TURAS demonstrated functional examples of nature-based solutions that aim to offset and reduce the negative effects of urbanisation. The project's 20 partners worked with 12 cities on pilot projects demonstrating concepts for ecological sustainability.
One of the project's high-profile designs is an open wire frame structure with living plants that form walls and a roof. The project developed a demonstration of the concept, called a 'green living room', at a 140 m2 site on top of Ludwigsburg's town hall carpark in Germany. It opened in April 2014. The space has 7 000 shrubs and 128 plane trees and provides a self-contained urban oasis where people can stand, sit and meet in the shade.

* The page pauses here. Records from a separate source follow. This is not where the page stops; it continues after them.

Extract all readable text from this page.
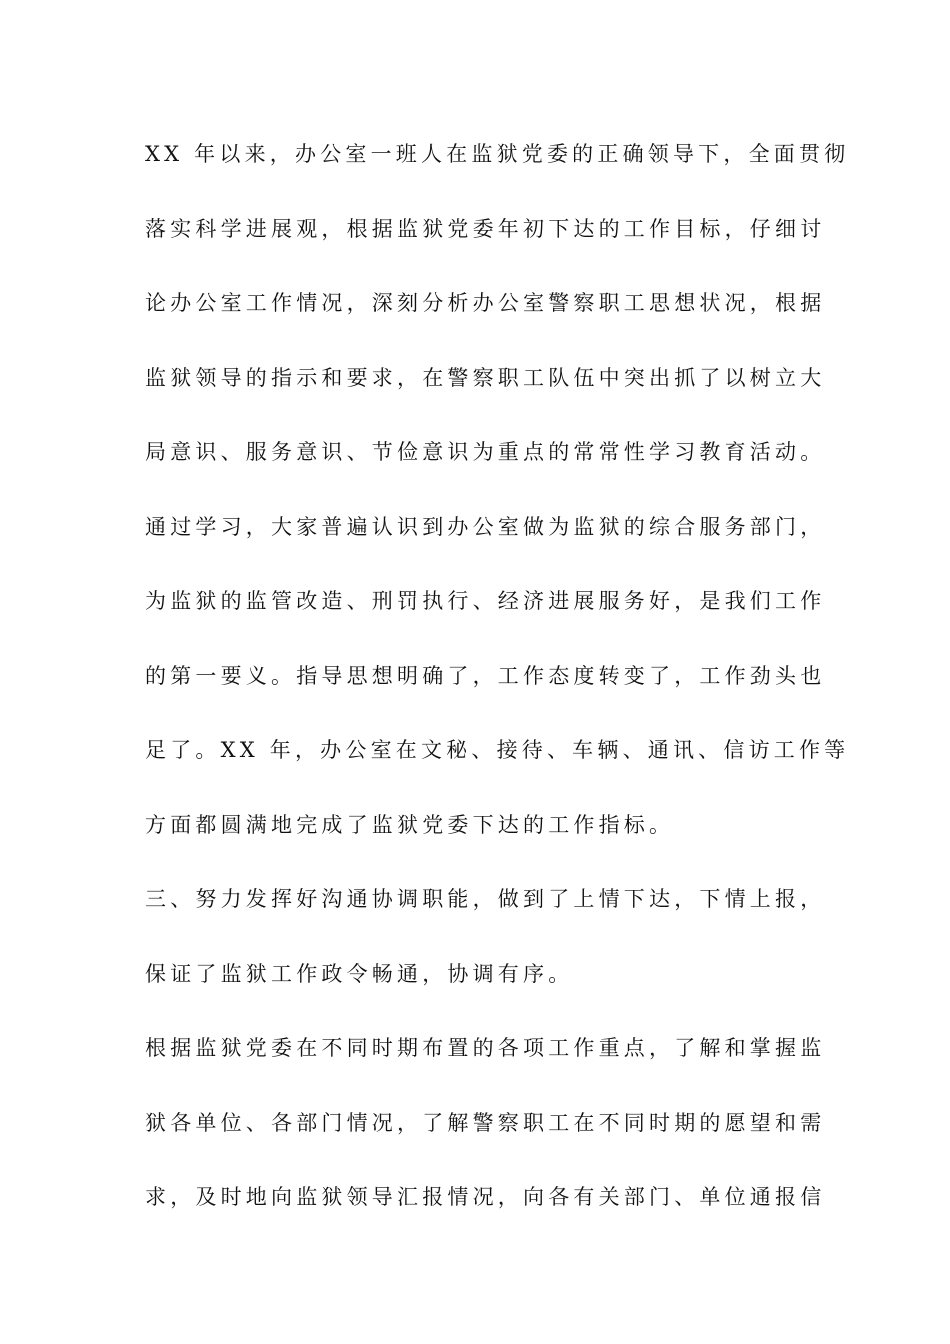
XX 年以来，办公室一班人在监狱党委的正确领导下，全面贯彻
落实科学进展观，根据监狱党委年初下达的工作目标，仔细讨
论办公室工作情况，深刻分析办公室警察职工思想状况，根据
监狱领导的指示和要求，在警察职工队伍中突出抓了以树立大
局意识、服务意识、节俭意识为重点的常常性学习教育活动。
通过学习，大家普遍认识到办公室做为监狱的综合服务部门，
为监狱的监管改造、刑罚执行、经济进展服务好，是我们工作
的第一要义。指导思想明确了，工作态度转变了，工作劲头也
足了。XX 年，办公室在文秘、接待、车辆、通讯、信访工作等
方面都圆满地完成了监狱党委下达的工作指标。
三、努力发挥好沟通协调职能，做到了上情下达，下情上报，
保证了监狱工作政令畅通，协调有序。
根据监狱党委在不同时期布置的各项工作重点，了解和掌握监
狱各单位、各部门情况，了解警察职工在不同时期的愿望和需
求，及时地向监狱领导汇报情况，向各有关部门、单位通报信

A mobile version, about the size of a transport container, fits on a truck and can be moved to any city street. An onboard water tank and an irrigation system keep the plants alive, and a modular cube form allows the structure to be easily expanded on-site. The structure has been displayed in Zagreb (Croatia), Bonn and Frankfurt (Germany), London (UK), Brussels and Antwerp (Belgium), Ljubljana (Slovenia) and Krems (Austria).
"Green Living Rooms are an example of how a green comfort zone solution can be realised in high-density urban areas on heavily sealed surfaces where competition for usable space is at a premium," says project manager Marcus Collier.
The project also implemented other nature-based solutions involving local communities in partner cities in Belgium, Bulgaria, Denmark, Germany, Ireland, Italy, the Netherlands, Serbia, Slovenia, Spain, and the UK.
These demonstration projects included concepts for green spaces, disused urban sites, the circular economy, urban sprawl, ecosystem services, air and noise pollution, sustainable buildings, climate change adaptation, biodiversity, energy efficiency, flood management and urban agriculture.
TURAS has led to a new company, Osmos, which is taking up the initiatives pioneered by TURAS. Osmos aims to engage local communities in developing a sustainable urban economy. Another outcome has been the Reusing Dublin programme in Ireland. The programme identifies vacant and derelict sites in Dublin as part of a campaign to transform them into affordable housing, among other uses.